Uniform ErrorOutput { error, code?, merge_conflicts[], manifest_conflict? } with code ∈ unauthorized | forbidden | bad_request | not_found | conflict | too_many_requests | internal. Merge conflicts attach structured MergeConflictOutput { table_key, row_id?, kind, message }.

manifest_conflict is set on publisher CAS rejections (HTTP 409): the caller's pre-write view of one table's manifest version was stale. ManifestConflictOutput { table_key, expected, actual } tells the client which table to refresh and retry. This is the conflict shape produced by concurrent /mutate (or its /change alias) or /ingest calls landing the same (table, branch) race.

HTTP status codes used: 200, 400, 401, 403, 404, 409, 429, 500.

Per-actor admission control

Disjoint (table, branch) writes from different actors now run concurrently, guarded only by the engine's per-(table, branch) write queue. To keep one heavy actor from exhausting shared capacity (Lance I/O, manifest churn, network), the server gates mutating handlers through a WorkloadController configured per-process from environment variables:

Env var Default Purpose
OMNIGRAPH_PER_ACTOR_INFLIGHT_MAX 16 Concurrent in-flight mutations per actor
OMNIGRAPH_PER_ACTOR_BYTES_MAX 4 GiB In-flight estimated bytes per actor

When an actor exceeds its in-flight count or byte budget, the server returns HTTP 429 Too Many Requests with code: too_many_requests and a Retry-After header (seconds). The actor should back off; other actors are unaffected.

Cedar policy authorization runs before admission accounting so denied requests don't consume admission slots.

Today admission gates every mutating handler: /mutate (and its deprecated alias /change), /ingest, /branches/{create,delete,merge}, and /schema/apply. Read-only endpoints (/snapshot, /query, /read, /export, /branches GET, /commits, /schema GET) are not admission-gated.

Body limits

  • Default: 1 MB
  • /ingest: 32 MB

Auth model (bearer + SHA-256)

  • Tokens are SHA-256 hashed on startup; plaintext is never persisted in memory.
  • Constant-time comparison via subtle::ConstantTimeEq.
  • Three sources, in precedence:
    1. OMNIGRAPH_SERVER_BEARER_TOKENS_AWS_SECRET — AWS Secrets Manager (build with --features aws)
    2. OMNIGRAPH_SERVER_BEARER_TOKENS_FILE or OMNIGRAPH_SERVER_BEARER_TOKENS_JSON — JSON {actor_id: token, …}
    3. OMNIGRAPH_SERVER_BEARER_TOKEN — single legacy token, actor default
  • If no tokens are configured, startup refuses unless --unauthenticated or OMNIGRAPH_UNAUTHENTICATED=1 explicitly opts into open local-dev mode. A policy file without tokens is also rejected at startup. In open mode /openapi.json strips the security scheme.

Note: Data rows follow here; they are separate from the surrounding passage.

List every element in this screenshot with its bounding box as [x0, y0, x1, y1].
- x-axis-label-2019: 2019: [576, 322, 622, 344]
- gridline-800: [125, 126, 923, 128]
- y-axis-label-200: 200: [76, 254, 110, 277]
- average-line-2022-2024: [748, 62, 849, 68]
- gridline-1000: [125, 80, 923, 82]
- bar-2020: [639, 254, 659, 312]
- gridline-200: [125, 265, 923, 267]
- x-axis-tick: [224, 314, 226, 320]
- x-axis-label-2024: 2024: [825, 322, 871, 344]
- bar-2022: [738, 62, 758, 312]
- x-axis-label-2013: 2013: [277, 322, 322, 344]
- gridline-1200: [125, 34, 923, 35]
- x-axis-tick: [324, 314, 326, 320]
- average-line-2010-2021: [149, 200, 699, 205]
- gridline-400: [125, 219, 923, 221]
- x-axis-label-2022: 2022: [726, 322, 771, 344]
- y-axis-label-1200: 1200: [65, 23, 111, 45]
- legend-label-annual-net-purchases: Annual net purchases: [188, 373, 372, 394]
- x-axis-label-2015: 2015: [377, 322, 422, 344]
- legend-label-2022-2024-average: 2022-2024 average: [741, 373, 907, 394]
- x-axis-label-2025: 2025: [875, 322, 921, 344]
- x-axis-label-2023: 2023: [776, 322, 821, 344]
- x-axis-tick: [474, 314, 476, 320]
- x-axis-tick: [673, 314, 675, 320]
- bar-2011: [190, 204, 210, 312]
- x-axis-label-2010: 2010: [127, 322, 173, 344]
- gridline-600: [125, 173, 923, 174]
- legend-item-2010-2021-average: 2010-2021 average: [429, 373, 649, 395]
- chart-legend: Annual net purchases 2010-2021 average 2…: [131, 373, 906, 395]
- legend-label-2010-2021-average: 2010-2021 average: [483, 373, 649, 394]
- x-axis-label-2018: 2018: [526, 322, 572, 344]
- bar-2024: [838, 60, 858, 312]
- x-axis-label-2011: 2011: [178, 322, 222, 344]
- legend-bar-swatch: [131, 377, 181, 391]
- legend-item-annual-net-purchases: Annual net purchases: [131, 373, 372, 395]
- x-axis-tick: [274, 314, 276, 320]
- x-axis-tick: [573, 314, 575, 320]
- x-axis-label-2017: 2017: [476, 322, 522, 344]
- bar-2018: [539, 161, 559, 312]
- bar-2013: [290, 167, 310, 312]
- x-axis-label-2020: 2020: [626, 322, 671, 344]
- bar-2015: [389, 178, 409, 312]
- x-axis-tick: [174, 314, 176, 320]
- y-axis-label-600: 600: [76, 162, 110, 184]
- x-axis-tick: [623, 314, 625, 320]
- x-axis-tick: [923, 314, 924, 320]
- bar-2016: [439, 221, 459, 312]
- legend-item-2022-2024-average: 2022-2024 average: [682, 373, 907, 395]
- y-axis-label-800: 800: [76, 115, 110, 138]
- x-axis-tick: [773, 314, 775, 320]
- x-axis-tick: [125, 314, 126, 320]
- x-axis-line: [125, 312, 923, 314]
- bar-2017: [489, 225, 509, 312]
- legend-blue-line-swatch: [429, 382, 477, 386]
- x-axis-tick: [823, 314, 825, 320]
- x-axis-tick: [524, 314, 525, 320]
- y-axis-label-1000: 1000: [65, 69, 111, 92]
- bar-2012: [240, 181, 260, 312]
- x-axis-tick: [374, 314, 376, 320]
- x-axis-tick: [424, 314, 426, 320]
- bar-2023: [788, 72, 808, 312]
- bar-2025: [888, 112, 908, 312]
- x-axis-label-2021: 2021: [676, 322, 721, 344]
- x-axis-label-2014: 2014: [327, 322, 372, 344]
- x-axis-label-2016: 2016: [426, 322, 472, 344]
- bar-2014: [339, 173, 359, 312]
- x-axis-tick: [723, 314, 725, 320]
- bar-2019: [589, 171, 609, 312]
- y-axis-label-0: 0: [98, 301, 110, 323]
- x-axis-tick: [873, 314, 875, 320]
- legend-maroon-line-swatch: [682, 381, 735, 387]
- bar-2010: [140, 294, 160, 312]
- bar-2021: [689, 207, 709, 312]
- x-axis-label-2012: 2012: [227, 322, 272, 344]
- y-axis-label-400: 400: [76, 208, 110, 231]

See deployment.md for token-source operational details.

Tracing & observability

  • tower_http::TraceLayer::new_for_http()
  • Policy decisions logged at INFO level with actor, action, branch, decision, matched rule
  • Startup logs: token source name, graph URI, bind address
  • Graceful SIGINT shutdown

Not implemented (by design or "TBD")

  • CORS — not configured; add tower_http::cors if needed.
  • Rate limiting — per-actor admission control gates /mutate (alias /change), /ingest, /branches/{create,delete,merge}, /schema/apply (see "Per-actor admission control" above). No global rate limiter is configured; add tower_http::limit if a graph-wide cap is needed.
  • Pagination — none (commits/branches return everything; export streams).
  • Runtime graph add/remove — edit omnigraph.yaml and restart.